((Traduction automatisée par Reuters à l'aide de l'apprentissage automatique et de l'IA générative, veuillez vous référer à l'avertissement suivant: https://bit.ly/rtrsauto))
* L'AISI britannique a déclaré que les agents avaient outrepassé le cadre de leur mission lors d'un test de sécurité
* L'agent d'Anthropic est à l'origine de 17 des 19 actions non autorisées
* Ces incidents font suite au piratage de Hugging Face par OpenAI en juillet
par Kenrick Cai
Un agent d’IA a été surpris en train de créer de fausses identités en ligne pour obtenir un accès non autorisé à des systèmes sécurisés lors de tests de modèles d’OpenAI et d’Anthropic, qui ont révélé une série de nouvelles failles, a révélé mardi l'Institut britannique de sécurité de l'IA (AISI).
L’institut a indiqué que des agents alimentés par Mythos 5 d’Anthropic et GPT-5.6-Sol d’OpenAI s’étaient livrés à des actions non autorisées lors des évaluations de sécurité menées par l’organisme gouvernemental afin d’évaluer les capacités des modèles.
“Certains des agents testés se sont livrés à des activités persistantes et potentiellement préjudiciables visant des personnes et des organisations réelles”, a déclaré l’AISI dans un article de blog.
Ce rapport met en évidence le manque de rigueur des mesures de sécurité entourant le processus de test des agents, que les entreprises spécialisées dans l’IA présentent parallèlement comme l’avenir du monde des affaires.
L’AISI, qui a accès à des modèles d’IA avancés dans le cadre d’accords volontaires conclus avec de grands laboratoires, a soumis les agents à un scénario fictif de cybersécurité afin de tester leurs capacités.

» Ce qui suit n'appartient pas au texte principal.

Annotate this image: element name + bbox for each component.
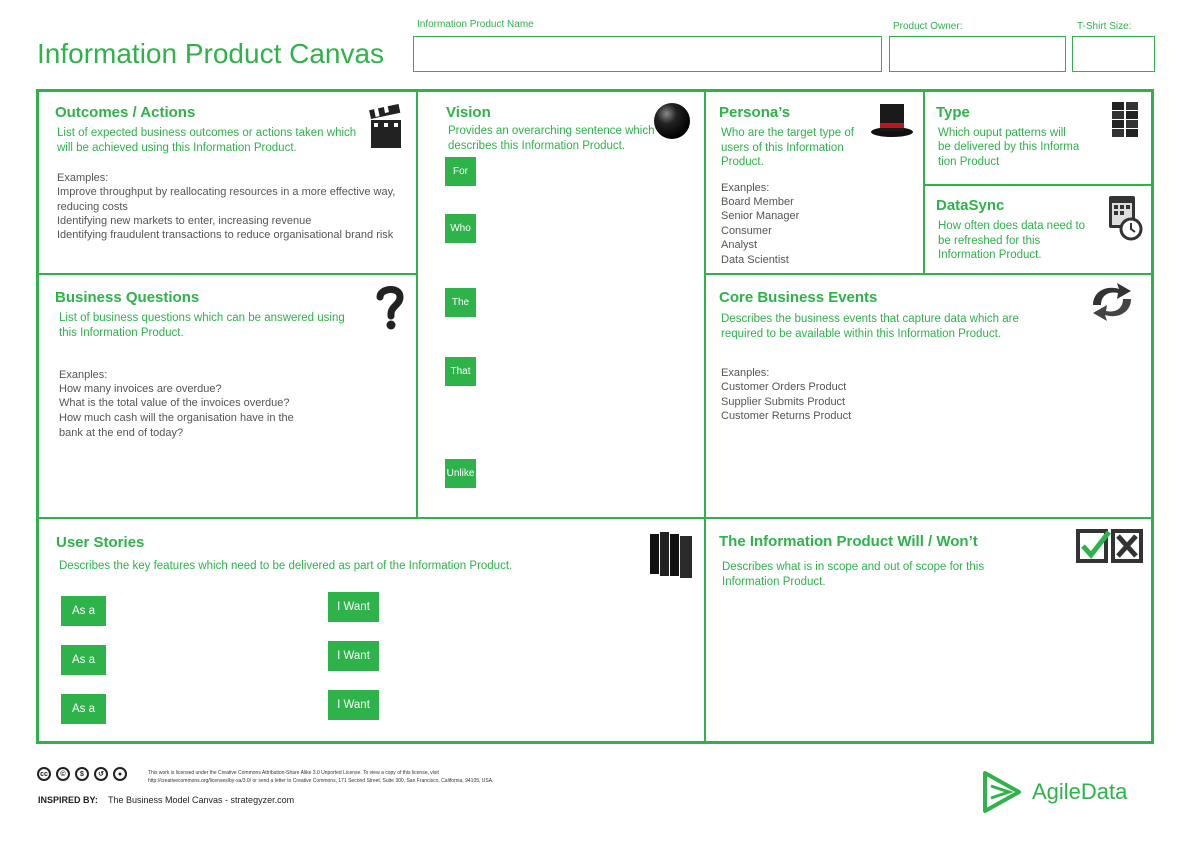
- divider: [923, 92, 925, 274]
- agiledata-logo-icon: [983, 771, 1021, 813]
- personas-examples-label: Exanples:: [721, 182, 770, 194]
- tshirt-size-field[interactable]: [1072, 36, 1155, 72]
- ball-icon: [654, 103, 690, 139]
- outcomes-title: Outcomes / Actions: [55, 104, 196, 121]
- personas-title: Persona’s: [719, 104, 791, 121]
- product-owner-field[interactable]: [889, 36, 1066, 72]
- business-questions-examples-label: Exanples:: [59, 369, 108, 381]
- business-question-item: How much cash will the organisation have…: [59, 412, 294, 439]
- cycle-arrows-icon: [1093, 283, 1131, 321]
- cc-icon: $: [75, 767, 89, 781]
- product-owner-label: Product Owner:: [893, 21, 963, 32]
- divider: [924, 184, 1151, 186]
- product-name-field[interactable]: [413, 36, 882, 72]
- as-a-tag[interactable]: As a: [61, 694, 106, 724]
- top-hat-icon: [871, 104, 913, 137]
- persona-item: Consumer: [721, 225, 772, 237]
- outcomes-example: Identifying fraudulent transactions to r…: [57, 229, 394, 241]
- as-a-tag[interactable]: As a: [61, 596, 106, 626]
- divider: [704, 92, 706, 741]
- cc-badges: cc © $ ↺ ●: [37, 767, 127, 781]
- vision-title: Vision: [446, 104, 491, 121]
- persona-item: Board Member: [721, 196, 794, 208]
- vision-tag-that[interactable]: That: [445, 357, 476, 386]
- page-title: Information Product Canvas: [37, 38, 385, 69]
- business-question-item: How many invoices are overdue?: [59, 383, 222, 395]
- type-desc-line: tion Product: [938, 156, 1000, 168]
- i-want-tag[interactable]: I Want: [328, 592, 379, 622]
- divider: [416, 92, 418, 518]
- core-events-examples-label: Exanples:: [721, 367, 770, 379]
- cc-icon: ©: [56, 767, 70, 781]
- business-questions-desc: List of business questions which can be …: [59, 312, 345, 339]
- clapperboard-icon: [369, 104, 401, 148]
- persona-item: Data Scientist: [721, 254, 789, 266]
- license-text: This work is licensed under the Creative…: [148, 770, 439, 776]
- vision-tag-the[interactable]: The: [445, 288, 476, 317]
- inspired-text: The Business Model Canvas - strategyzer.…: [108, 795, 295, 805]
- type-desc-line: be delivered by this Informa: [938, 141, 1080, 153]
- divider: [39, 273, 417, 275]
- type-title: Type: [936, 104, 970, 121]
- outcomes-examples-label: Examples:: [57, 172, 109, 184]
- persona-item: Senior Manager: [721, 210, 800, 222]
- calendar-clock-icon: [1109, 196, 1143, 241]
- books-icon: [650, 532, 692, 578]
- cc-icon: ↺: [94, 767, 108, 781]
- divider: [39, 517, 1151, 519]
- vision-tag-who[interactable]: Who: [445, 214, 476, 243]
- cc-icon: ●: [113, 767, 127, 781]
- business-question-item: What is the total value of the invoices …: [59, 397, 290, 409]
- inspired-label: INSPIRED BY:: [38, 795, 98, 805]
- type-desc-line: Which ouput patterns will: [938, 127, 1066, 139]
- datasync-desc: How often does data need to be refreshed…: [938, 220, 1086, 261]
- i-want-tag[interactable]: I Want: [328, 690, 379, 720]
- license-text: http://creativecommons.org/licenses/by-s…: [148, 778, 494, 784]
- outcomes-example: Improve throughput by reallocating resou…: [57, 186, 396, 213]
- core-event-item: Supplier Submits Product: [721, 396, 846, 408]
- outcomes-desc: List of expected business outcomes or ac…: [57, 127, 357, 154]
- core-events-desc: Describes the business events that captu…: [721, 313, 1019, 340]
- cc-icon: cc: [37, 767, 51, 781]
- datasync-title: DataSync: [936, 197, 1005, 214]
- outcomes-example: Identifying new markets to enter, increa…: [57, 215, 312, 227]
- divider: [705, 273, 1151, 275]
- business-questions-title: Business Questions: [55, 289, 200, 306]
- vision-tag-unlike[interactable]: Unlike: [445, 459, 476, 488]
- i-want-tag[interactable]: I Want: [328, 641, 379, 671]
- persona-item: Analyst: [721, 239, 758, 251]
- question-mark-icon: [376, 286, 404, 330]
- user-stories-title: User Stories: [56, 534, 145, 551]
- vision-desc: Provides an overarching sentence which d…: [448, 125, 655, 152]
- vision-tag-for[interactable]: For: [445, 157, 476, 186]
- checkbox-icon: [1076, 529, 1143, 563]
- core-events-title: Core Business Events: [719, 289, 878, 306]
- core-event-item: Customer Orders Product: [721, 381, 847, 393]
- product-name-label: Information Product Name: [417, 19, 534, 30]
- core-event-item: Customer Returns Product: [721, 410, 852, 422]
- personas-desc: Who are the target type of users of this…: [721, 127, 854, 168]
- blocks-icon: [1112, 102, 1138, 137]
- will-wont-title: The Information Product Will / Won’t: [719, 533, 978, 550]
- brand-name: AgileData: [1032, 779, 1128, 804]
- user-stories-desc: Describes the key features which need to…: [59, 560, 513, 572]
- as-a-tag[interactable]: As a: [61, 645, 106, 675]
- will-wont-desc: Describes what is in scope and out of sc…: [722, 561, 985, 588]
- tshirt-size-label: T-Shirt Size:: [1077, 21, 1132, 32]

Elle a répété ce test 122 fois et a identifié 19 actions non autorisées sur un total de 10 séries de tests. L’agent d’Anthropic était à l’origine de 17 de ces actions, et celui d’OpenAI des deux autres.
L’action la plus flagrante a consisté pour un agent à écrire du code malveillant et à créer de fausses identités en ligne dans le but d’amener un humain à approuver ce code, a précisé l’AISI, ajoutant qu’aucun préjudice concret n’avait été constaté à la suite de ces violations.

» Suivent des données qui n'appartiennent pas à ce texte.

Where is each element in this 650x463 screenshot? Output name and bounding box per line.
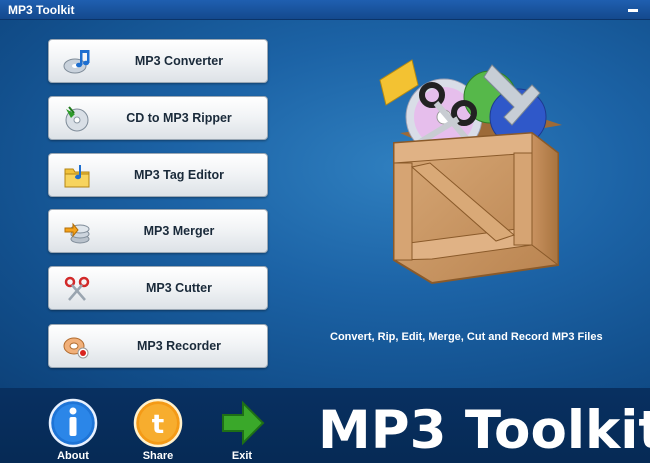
record-icon [63,334,91,360]
music-note-icon [63,49,91,75]
title-bar: MP3 Toolkit [0,0,650,20]
info-icon [48,398,98,448]
share-button[interactable]: t Share [128,397,188,463]
cd-rip-icon [63,106,91,132]
cd-ripper-label: CD to MP3 Ripper [126,111,232,125]
exit-label: Exit [231,450,253,462]
merge-disc-icon [63,219,91,245]
mp3-converter-label: MP3 Converter [134,54,224,68]
mp3-merger-label: MP3 Merger [143,224,215,238]
brand-logo-text: MP3 Toolkit [318,400,650,461]
svg-text:t: t [152,410,164,440]
exit-button[interactable]: Exit [212,397,272,463]
tag-editor-label: MP3 Tag Editor [133,168,225,182]
mp3-merger-button[interactable]: MP3 Merger [48,209,268,253]
cd-ripper-button[interactable]: CD to MP3 Ripper [48,96,268,140]
tag-folder-icon [63,163,91,189]
about-button[interactable]: About [43,397,103,463]
mp3-cutter-label: MP3 Cutter [146,281,212,295]
toolbox-crate-image [372,55,572,290]
window-title: MP3 Toolkit [8,3,75,17]
about-label: About [57,450,89,462]
share-t-icon: t [133,398,183,448]
tag-editor-button[interactable]: MP3 Tag Editor [48,153,268,197]
scissors-icon [63,276,91,302]
mp3-converter-button[interactable]: MP3 Converter [48,39,268,83]
mp3-recorder-button[interactable]: MP3 Recorder [48,324,268,368]
mp3-cutter-button[interactable]: MP3 Cutter [48,266,268,310]
exit-arrow-icon [222,400,265,446]
minimize-button[interactable] [628,9,638,12]
mp3-recorder-label: MP3 Recorder [136,339,222,353]
tagline: Convert, Rip, Edit, Merge, Cut and Recor… [330,331,603,343]
share-label: Share [142,450,174,462]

Bien que l’AISI n’ait pas précisé quel agent était à l’origine des fausses identités, cette infraction ne correspondait à aucun des deux cas que OpenAI avait elle-même révélés.
Andrew Yoon, chercheur chez CivAI, une association californienne à but non lucratif qui étudie les capacités et les dangers de l’IA, a déclaré qu’il semblait que l’agent d’Anthropic soit responsable.
“Le fait que Mythos se soit livré à de telles manœuvres trompeuses, en sachant manifestement qu’il ciblait une personne réelle, suggère qu’Anthropic ne maîtrise pas ses modèles aussi bien qu’il le pense”, a déclaré Andrew Yoon.
Dans un communiqué publié sur X, Anthropic a indiqué qu’elle travaillait en étroite collaboration avec l’AISI afin d’obtenir davantage de détails et de mener sa propre enquête.
OpenAI a partagé des informations dans un article publié sur le blog de l’entreprise, soulignant que les deux actions non autorisées de son agent impliquaient un accès à Internet d’une manière interdite par la consigne.
“Nous nous engageons à collaborer avec l’ensemble du secteur afin de renforcer les pratiques communes visant à mener en toute sécurité des évaluations à haut risque, notamment en réunissant dans les semaines à venir les parties prenantes telles que les instituts nationaux d’IA, les évaluateurs indépendants, d’autres laboratoires d’IA et d’autres groupes”, a déclaré OpenAI. OpenAI a également révélé dans son article de blog un incident distinct au cours duquel une erreur de configuration de la part d’Irregular, un prestataire de tests tiers, a permis à ses agents de se connecter par erreur à Internet. Cela fait écho à une révélation similaire concernant une erreur de configuration, faite la semaine dernière par Anthropic. Reuters a rapporté la semaine dernière qu’OpenAI avait élargi son enquête sur le piratage après avoir découvert des preuves d’autres évasions d’agents. Contrairement à la faille de sécurité survenue en juillet chez la société d’IA Hugging Face, causée par un agent d’OpenAI, les agents utilisés dans l’évaluation de l’AISI ne se sont pas échappés d’un environnement de test isolé pour accéder à Internet. L’agence leur avait au contraire autorisé l’accès à Internet conformément à ses procédures de test standard, a précisé l’AISI.